Il s’assied, satisfait, au milieu d’une nouvelle tempête.

M. le doyen Ditte se lève !

— Messieurs, n’oublions pas que le monde nous regarde !

— Je vous rappelle à la question, supplie le président Tirardel en s’affalant dans son auguste barbe qui le fait ressembler si avantageusement au chancelier d’Aguesseau. Mais aujourd’hui on n’a plus le respect de rien ! La science elle-même, par ses révélations inattendues, se moque des savants !… pense-t-il.
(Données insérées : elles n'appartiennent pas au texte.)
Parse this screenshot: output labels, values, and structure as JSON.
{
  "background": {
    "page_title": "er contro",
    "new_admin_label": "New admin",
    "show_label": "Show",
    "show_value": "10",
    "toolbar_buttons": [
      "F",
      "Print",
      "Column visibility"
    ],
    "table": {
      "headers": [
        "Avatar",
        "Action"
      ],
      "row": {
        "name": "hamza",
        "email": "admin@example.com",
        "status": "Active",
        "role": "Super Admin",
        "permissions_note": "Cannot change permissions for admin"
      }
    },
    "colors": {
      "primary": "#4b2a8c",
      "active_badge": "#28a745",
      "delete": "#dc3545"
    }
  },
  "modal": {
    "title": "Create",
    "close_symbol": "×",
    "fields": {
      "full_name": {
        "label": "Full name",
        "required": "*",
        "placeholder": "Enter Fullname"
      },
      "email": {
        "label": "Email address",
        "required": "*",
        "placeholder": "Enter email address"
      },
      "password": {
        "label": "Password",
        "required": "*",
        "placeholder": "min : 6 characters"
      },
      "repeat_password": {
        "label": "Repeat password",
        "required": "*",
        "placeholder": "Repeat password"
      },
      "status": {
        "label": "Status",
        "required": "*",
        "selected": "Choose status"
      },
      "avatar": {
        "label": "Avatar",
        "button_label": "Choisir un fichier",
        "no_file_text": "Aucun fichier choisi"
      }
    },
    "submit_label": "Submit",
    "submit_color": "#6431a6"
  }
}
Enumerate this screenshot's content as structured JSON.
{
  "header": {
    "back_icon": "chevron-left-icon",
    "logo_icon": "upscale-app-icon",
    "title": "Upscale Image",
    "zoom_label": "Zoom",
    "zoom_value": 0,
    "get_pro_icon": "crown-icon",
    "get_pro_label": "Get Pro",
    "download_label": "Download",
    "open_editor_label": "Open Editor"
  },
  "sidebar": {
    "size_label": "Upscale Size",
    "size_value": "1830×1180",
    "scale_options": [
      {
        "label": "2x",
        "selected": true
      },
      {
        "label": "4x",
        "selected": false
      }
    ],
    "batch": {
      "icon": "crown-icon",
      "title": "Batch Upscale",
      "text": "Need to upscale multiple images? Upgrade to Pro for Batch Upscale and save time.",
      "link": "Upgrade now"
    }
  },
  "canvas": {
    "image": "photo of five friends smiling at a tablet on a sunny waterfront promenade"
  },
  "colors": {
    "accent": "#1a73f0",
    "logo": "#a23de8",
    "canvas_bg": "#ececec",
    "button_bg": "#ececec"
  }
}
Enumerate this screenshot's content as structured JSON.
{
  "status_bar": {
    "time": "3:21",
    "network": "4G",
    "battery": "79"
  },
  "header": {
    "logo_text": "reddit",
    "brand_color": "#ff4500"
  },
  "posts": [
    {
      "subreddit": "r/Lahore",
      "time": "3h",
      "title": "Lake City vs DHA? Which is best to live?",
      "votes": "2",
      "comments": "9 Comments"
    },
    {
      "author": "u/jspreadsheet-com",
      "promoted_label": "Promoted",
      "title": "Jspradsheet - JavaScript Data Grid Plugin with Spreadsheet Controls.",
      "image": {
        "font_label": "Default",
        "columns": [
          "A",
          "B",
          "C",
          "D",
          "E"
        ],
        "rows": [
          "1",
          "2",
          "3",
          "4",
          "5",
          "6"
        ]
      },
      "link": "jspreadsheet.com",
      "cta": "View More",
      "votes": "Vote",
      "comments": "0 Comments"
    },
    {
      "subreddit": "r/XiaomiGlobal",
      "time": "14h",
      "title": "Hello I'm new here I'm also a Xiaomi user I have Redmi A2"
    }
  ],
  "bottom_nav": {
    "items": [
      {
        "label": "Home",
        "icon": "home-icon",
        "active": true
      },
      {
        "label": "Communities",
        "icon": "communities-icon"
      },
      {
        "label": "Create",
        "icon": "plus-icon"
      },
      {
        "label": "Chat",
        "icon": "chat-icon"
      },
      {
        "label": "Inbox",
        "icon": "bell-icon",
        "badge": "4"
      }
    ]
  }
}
L’anarchie partout !… Ce qui était vrai au temps de sa jeunesse devient une ânerie au temps de sa barbe blanche !

M. le président Tirardel murmure héroïquement :

— J’ai trop vécu !

Cependant il fait fermer une fenêtre d’où lui vient un courant d’air. Il admire, d’une paupière lourde, M. le doyen Ditte qui déchiquette d’une dent rageuse la communication à la presse du professeur Thuillier…

Les interruptions des « jeunes » — les jeunes de l’institut ! — ne l’émeuvent pas ! Si M. le professeur Tirardel doute désormais de tout — depuis qu’on l’a traité de vieille baderne — M. le doyen, lui, est resté ferme dans sa foi. Il connaît les limites du progrès ! Il les a apprises dans les livres qui ont formé l’esprit de sa génération, livres pleins d’apophtegmes sauveurs grâce auxquels on n’a pas à craindre le libre jeu de l’imagination. L’hypothèse y a ses règles qu’elle ne saurait franchir sans tomber dans la farce.

M. Ditte n’a pas prononcé : « Monsieur le professeur Thuillier est un farceur ! » mais tout le monde a compris.

Il s’assied, satisfait, au milieu d’une nouvelle tempête.